For this brief comment, we investigated whether the calibrated VCM1 items presented with differential item functioning (DIF) between patients who had AMD (N = 154) as the main cause of vision loss versus patients with other eye conditions (N = 139) such as diabetic retinopathy, cataract, glaucoma, etc. A DIF analysis enables examination of the relationship between item responses and another variable, i.e. AMD versus other conditions, conditional on a measure (questionnaire) of an underlying construct [11]. DIF analyses were performed with software for the computation of statistics involved in IRT Likelihood-ratio tests for DIF (IRTLRDIF) by Thissen [12]. The ten VCM1 items did not present DIF, which means that the items were equally interpreted by patients with AMD and by patients with other eye disorders that caused vision loss. This finding seems to confirm that the VCM1 measures an underlying construct called “VRQOL” or “vision disability” and that a specific eye disorder is of minor importance in the choice of a VRQOL questionnaire or, in this case, a literature search. In the near future we hope to provide some more information about the psychometric properties of both the VCM1 and LVQOL based on IRT models.

Furthermore, Finger et al. stated that it was concluded in the review by de Boer et al. [9] that the NEI-VFQ-25 was of very high psychometric quality.

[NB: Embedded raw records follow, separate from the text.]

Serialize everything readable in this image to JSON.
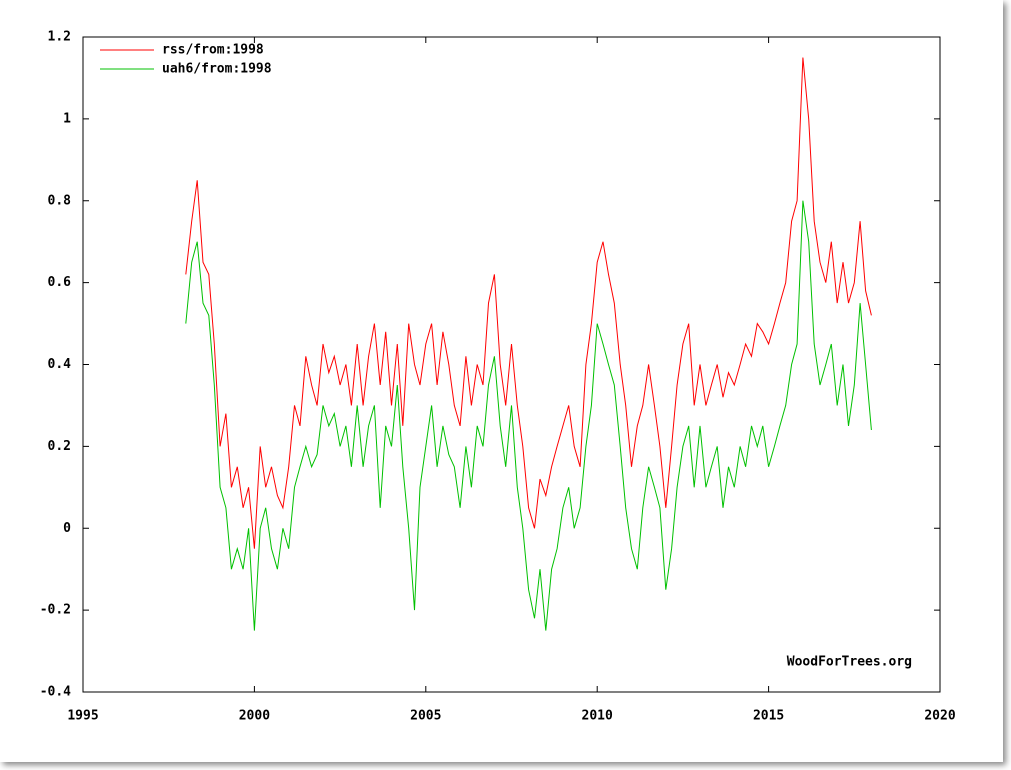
{
  "chart_data": {
    "type": "line",
    "annotation": "WoodForTrees.org",
    "x": [
      1998,
      1998.17,
      1998.33,
      1998.5,
      1998.67,
      1998.83,
      1999,
      1999.17,
      1999.33,
      1999.5,
      1999.67,
      1999.83,
      2000,
      2000.17,
      2000.33,
      2000.5,
      2000.67,
      2000.83,
      2001,
      2001.17,
      2001.33,
      2001.5,
      2001.67,
      2001.83,
      2002,
      2002.17,
      2002.33,
      2002.5,
      2002.67,
      2002.83,
      2003,
      2003.17,
      2003.33,
      2003.5,
      2003.67,
      2003.83,
      2004,
      2004.17,
      2004.33,
      2004.5,
      2004.67,
      2004.83,
      2005,
      2005.17,
      2005.33,
      2005.5,
      2005.67,
      2005.83,
      2006,
      2006.17,
      2006.33,
      2006.5,
      2006.67,
      2006.83,
      2007,
      2007.17,
      2007.33,
      2007.5,
      2007.67,
      2007.83,
      2008,
      2008.17,
      2008.33,
      2008.5,
      2008.67,
      2008.83,
      2009,
      2009.17,
      2009.33,
      2009.5,
      2009.67,
      2009.83,
      2010,
      2010.17,
      2010.33,
      2010.5,
      2010.67,
      2010.83,
      2011,
      2011.17,
      2011.33,
      2011.5,
      2011.67,
      2011.83,
      2012,
      2012.17,
      2012.33,
      2012.5,
      2012.67,
      2012.83,
      2013,
      2013.17,
      2013.33,
      2013.5,
      2013.67,
      2013.83,
      2014,
      2014.17,
      2014.33,
      2014.5,
      2014.67,
      2014.83,
      2015,
      2015.17,
      2015.33,
      2015.5,
      2015.67,
      2015.83,
      2016,
      2016.17,
      2016.33,
      2016.5,
      2016.67,
      2016.83,
      2017,
      2017.17,
      2017.33,
      2017.5,
      2017.67,
      2017.83,
      2018
    ],
    "series": [
      {
        "name": "rss/from:1998",
        "color": "#ff0000",
        "values": [
          0.62,
          0.75,
          0.85,
          0.65,
          0.62,
          0.45,
          0.2,
          0.28,
          0.1,
          0.15,
          0.05,
          0.1,
          -0.05,
          0.2,
          0.1,
          0.15,
          0.08,
          0.05,
          0.15,
          0.3,
          0.25,
          0.42,
          0.35,
          0.3,
          0.45,
          0.38,
          0.42,
          0.35,
          0.4,
          0.3,
          0.45,
          0.3,
          0.42,
          0.5,
          0.35,
          0.48,
          0.3,
          0.45,
          0.25,
          0.5,
          0.4,
          0.35,
          0.45,
          0.5,
          0.35,
          0.48,
          0.4,
          0.3,
          0.25,
          0.42,
          0.3,
          0.4,
          0.35,
          0.55,
          0.62,
          0.4,
          0.3,
          0.45,
          0.3,
          0.2,
          0.05,
          0,
          0.12,
          0.08,
          0.15,
          0.2,
          0.25,
          0.3,
          0.2,
          0.15,
          0.4,
          0.5,
          0.65,
          0.7,
          0.62,
          0.55,
          0.4,
          0.3,
          0.15,
          0.25,
          0.3,
          0.4,
          0.3,
          0.2,
          0.05,
          0.2,
          0.35,
          0.45,
          0.5,
          0.3,
          0.4,
          0.3,
          0.35,
          0.4,
          0.32,
          0.38,
          0.35,
          0.4,
          0.45,
          0.42,
          0.5,
          0.48,
          0.45,
          0.5,
          0.55,
          0.6,
          0.75,
          0.8,
          1.15,
          1,
          0.75,
          0.65,
          0.6,
          0.7,
          0.55,
          0.65,
          0.55,
          0.6,
          0.75,
          0.58,
          0.52
        ]
      },
      {
        "name": "uah6/from:1998",
        "color": "#00c000",
        "values": [
          0.5,
          0.65,
          0.7,
          0.55,
          0.52,
          0.35,
          0.1,
          0.05,
          -0.1,
          -0.05,
          -0.1,
          0,
          -0.25,
          0,
          0.05,
          -0.05,
          -0.1,
          0,
          -0.05,
          0.1,
          0.15,
          0.2,
          0.15,
          0.18,
          0.3,
          0.25,
          0.28,
          0.2,
          0.25,
          0.15,
          0.3,
          0.15,
          0.25,
          0.3,
          0.05,
          0.25,
          0.2,
          0.35,
          0.15,
          0,
          -0.2,
          0.1,
          0.2,
          0.3,
          0.15,
          0.25,
          0.18,
          0.15,
          0.05,
          0.2,
          0.1,
          0.25,
          0.2,
          0.35,
          0.42,
          0.25,
          0.15,
          0.3,
          0.1,
          0,
          -0.15,
          -0.22,
          -0.1,
          -0.25,
          -0.1,
          -0.05,
          0.05,
          0.1,
          0,
          0.05,
          0.2,
          0.3,
          0.5,
          0.45,
          0.4,
          0.35,
          0.2,
          0.05,
          -0.05,
          -0.1,
          0.05,
          0.15,
          0.1,
          0.05,
          -0.15,
          -0.05,
          0.1,
          0.2,
          0.25,
          0.1,
          0.25,
          0.1,
          0.15,
          0.2,
          0.05,
          0.15,
          0.1,
          0.2,
          0.15,
          0.25,
          0.2,
          0.25,
          0.15,
          0.2,
          0.25,
          0.3,
          0.4,
          0.45,
          0.8,
          0.7,
          0.45,
          0.35,
          0.4,
          0.45,
          0.3,
          0.4,
          0.25,
          0.35,
          0.55,
          0.4,
          0.24
        ]
      }
    ],
    "xlim": [
      1995,
      2020
    ],
    "xticks": [
      1995,
      2000,
      2005,
      2010,
      2015,
      2020
    ],
    "ylim": [
      -0.4,
      1.2
    ],
    "yticks": [
      -0.4,
      -0.2,
      0,
      0.2,
      0.4,
      0.6,
      0.8,
      1,
      1.2
    ],
    "legend": "upper left"
  }
}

It is certainly a widely used questionnaire, especially in the USA where it was developed. Although the VFQ-25 was at that time listed in the top three of questionnaires developed for people with visual impairments in general, some essential psychometric information was missing, or the psychometric quality was insufficient. Among many other psychometric quality criteria (such as reliability and responsiveness) a clear factor structure had not been investigated. That is why Langelaan et al. [13] recently performed factor, Rasch, and DIF analyses to validate the VFQ-25. A four-factor structure was found, but some modifications to the questionnaire were recommended, i.e. collapsing response categories and deleting items. The study population consisted of 129 adult visually impaired clients from an inpatient low vision rehabilitation service in the Netherlands, of which 9.4% (N = 12) had macular disorders. Consequently, and in contrast with Finger et al., we listed this study in Table 1, because it provides additional psychometric information. Unfortunately, Finger et al. did not adopt criteria for assessing or choosing questionnaires previously reported by de Boer et al. [9] or, more recently, by Pesudovs et al. [14].

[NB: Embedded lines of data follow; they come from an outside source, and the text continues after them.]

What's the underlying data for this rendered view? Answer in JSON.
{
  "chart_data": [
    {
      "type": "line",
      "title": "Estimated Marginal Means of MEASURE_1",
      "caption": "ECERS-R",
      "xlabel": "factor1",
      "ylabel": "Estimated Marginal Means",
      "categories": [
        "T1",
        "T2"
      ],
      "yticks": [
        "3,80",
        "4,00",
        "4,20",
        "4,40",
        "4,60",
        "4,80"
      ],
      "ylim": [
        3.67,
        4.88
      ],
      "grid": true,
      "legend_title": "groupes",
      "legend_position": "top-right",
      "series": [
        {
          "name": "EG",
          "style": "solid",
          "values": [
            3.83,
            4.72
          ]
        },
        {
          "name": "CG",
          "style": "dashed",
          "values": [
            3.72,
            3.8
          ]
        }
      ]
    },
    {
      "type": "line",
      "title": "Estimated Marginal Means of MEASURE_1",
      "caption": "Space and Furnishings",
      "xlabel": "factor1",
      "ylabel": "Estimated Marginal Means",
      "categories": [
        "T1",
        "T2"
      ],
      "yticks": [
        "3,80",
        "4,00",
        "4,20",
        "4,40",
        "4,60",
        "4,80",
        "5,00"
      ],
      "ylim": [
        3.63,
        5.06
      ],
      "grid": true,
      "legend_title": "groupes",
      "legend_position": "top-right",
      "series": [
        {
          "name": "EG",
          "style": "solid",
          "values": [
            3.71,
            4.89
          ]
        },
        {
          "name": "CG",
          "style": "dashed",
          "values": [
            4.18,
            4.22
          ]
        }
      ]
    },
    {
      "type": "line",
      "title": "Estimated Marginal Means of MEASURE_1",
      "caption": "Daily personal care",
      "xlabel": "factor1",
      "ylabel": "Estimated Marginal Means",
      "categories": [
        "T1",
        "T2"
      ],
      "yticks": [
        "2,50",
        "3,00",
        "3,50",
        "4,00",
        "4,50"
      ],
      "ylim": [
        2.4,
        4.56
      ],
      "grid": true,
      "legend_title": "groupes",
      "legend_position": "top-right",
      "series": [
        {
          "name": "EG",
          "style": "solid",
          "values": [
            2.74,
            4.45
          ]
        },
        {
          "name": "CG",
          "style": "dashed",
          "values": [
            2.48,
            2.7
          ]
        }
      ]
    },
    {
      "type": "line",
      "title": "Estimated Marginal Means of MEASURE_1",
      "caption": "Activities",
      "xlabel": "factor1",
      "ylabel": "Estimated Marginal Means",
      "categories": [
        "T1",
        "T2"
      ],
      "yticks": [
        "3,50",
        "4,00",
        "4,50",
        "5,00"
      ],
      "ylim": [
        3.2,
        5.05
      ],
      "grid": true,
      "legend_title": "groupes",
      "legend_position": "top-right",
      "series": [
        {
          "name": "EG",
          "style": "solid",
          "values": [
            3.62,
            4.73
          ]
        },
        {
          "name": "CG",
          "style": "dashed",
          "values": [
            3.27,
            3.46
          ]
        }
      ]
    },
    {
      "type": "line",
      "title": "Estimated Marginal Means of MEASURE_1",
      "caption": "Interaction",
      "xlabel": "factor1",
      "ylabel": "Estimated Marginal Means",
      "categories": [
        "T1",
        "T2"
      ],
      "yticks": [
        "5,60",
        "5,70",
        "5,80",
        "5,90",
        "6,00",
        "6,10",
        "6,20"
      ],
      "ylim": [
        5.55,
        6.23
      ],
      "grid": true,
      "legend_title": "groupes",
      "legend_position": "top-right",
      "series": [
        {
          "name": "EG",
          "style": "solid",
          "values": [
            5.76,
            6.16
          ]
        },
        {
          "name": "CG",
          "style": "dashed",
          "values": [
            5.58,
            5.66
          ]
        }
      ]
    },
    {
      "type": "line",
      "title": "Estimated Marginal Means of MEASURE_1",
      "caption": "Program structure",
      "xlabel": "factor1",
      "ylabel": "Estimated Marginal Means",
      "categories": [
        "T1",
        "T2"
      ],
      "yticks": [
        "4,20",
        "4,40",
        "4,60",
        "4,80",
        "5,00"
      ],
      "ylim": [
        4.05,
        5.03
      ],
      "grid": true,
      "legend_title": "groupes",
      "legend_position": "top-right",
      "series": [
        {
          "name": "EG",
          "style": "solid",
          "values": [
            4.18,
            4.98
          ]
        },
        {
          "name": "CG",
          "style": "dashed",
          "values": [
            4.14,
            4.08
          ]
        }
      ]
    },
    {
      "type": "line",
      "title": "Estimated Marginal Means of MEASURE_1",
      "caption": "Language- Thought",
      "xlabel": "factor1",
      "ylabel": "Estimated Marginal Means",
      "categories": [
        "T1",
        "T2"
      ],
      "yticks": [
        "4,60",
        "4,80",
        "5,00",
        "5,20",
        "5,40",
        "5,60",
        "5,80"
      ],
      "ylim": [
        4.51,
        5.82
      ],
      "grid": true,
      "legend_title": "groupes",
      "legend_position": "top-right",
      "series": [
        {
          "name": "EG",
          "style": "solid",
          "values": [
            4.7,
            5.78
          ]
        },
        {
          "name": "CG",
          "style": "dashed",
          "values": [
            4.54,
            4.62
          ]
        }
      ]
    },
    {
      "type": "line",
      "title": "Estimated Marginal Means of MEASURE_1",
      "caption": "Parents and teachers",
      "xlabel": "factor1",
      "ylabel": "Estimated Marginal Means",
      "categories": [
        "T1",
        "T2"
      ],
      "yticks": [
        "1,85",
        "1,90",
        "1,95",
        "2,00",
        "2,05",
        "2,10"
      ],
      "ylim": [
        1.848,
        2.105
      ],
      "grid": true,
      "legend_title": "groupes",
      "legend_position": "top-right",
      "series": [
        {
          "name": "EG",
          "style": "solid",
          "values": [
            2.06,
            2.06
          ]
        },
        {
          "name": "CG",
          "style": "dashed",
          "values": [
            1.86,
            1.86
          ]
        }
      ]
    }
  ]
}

This brief comment, together with the studies mentioned above, is by no means intended to represent a complete update of the literature. However, based on these additional studies that we know deal with VRQOL questionnaires, and the preliminary results of the DIF analysis, we believe that the literature search of Finger et al. could have been more extensive. Not focusing solely on the level of the condition (i.e. macular degeneration) may have been a better option in the search for relevant studies and questionnaires. We believe that the studies mentioned above, at least, should not be overlooked by clinicians and/or researchers who want to choose a questionnaire for evaluating AMD patients, or patients with visual impairments in general.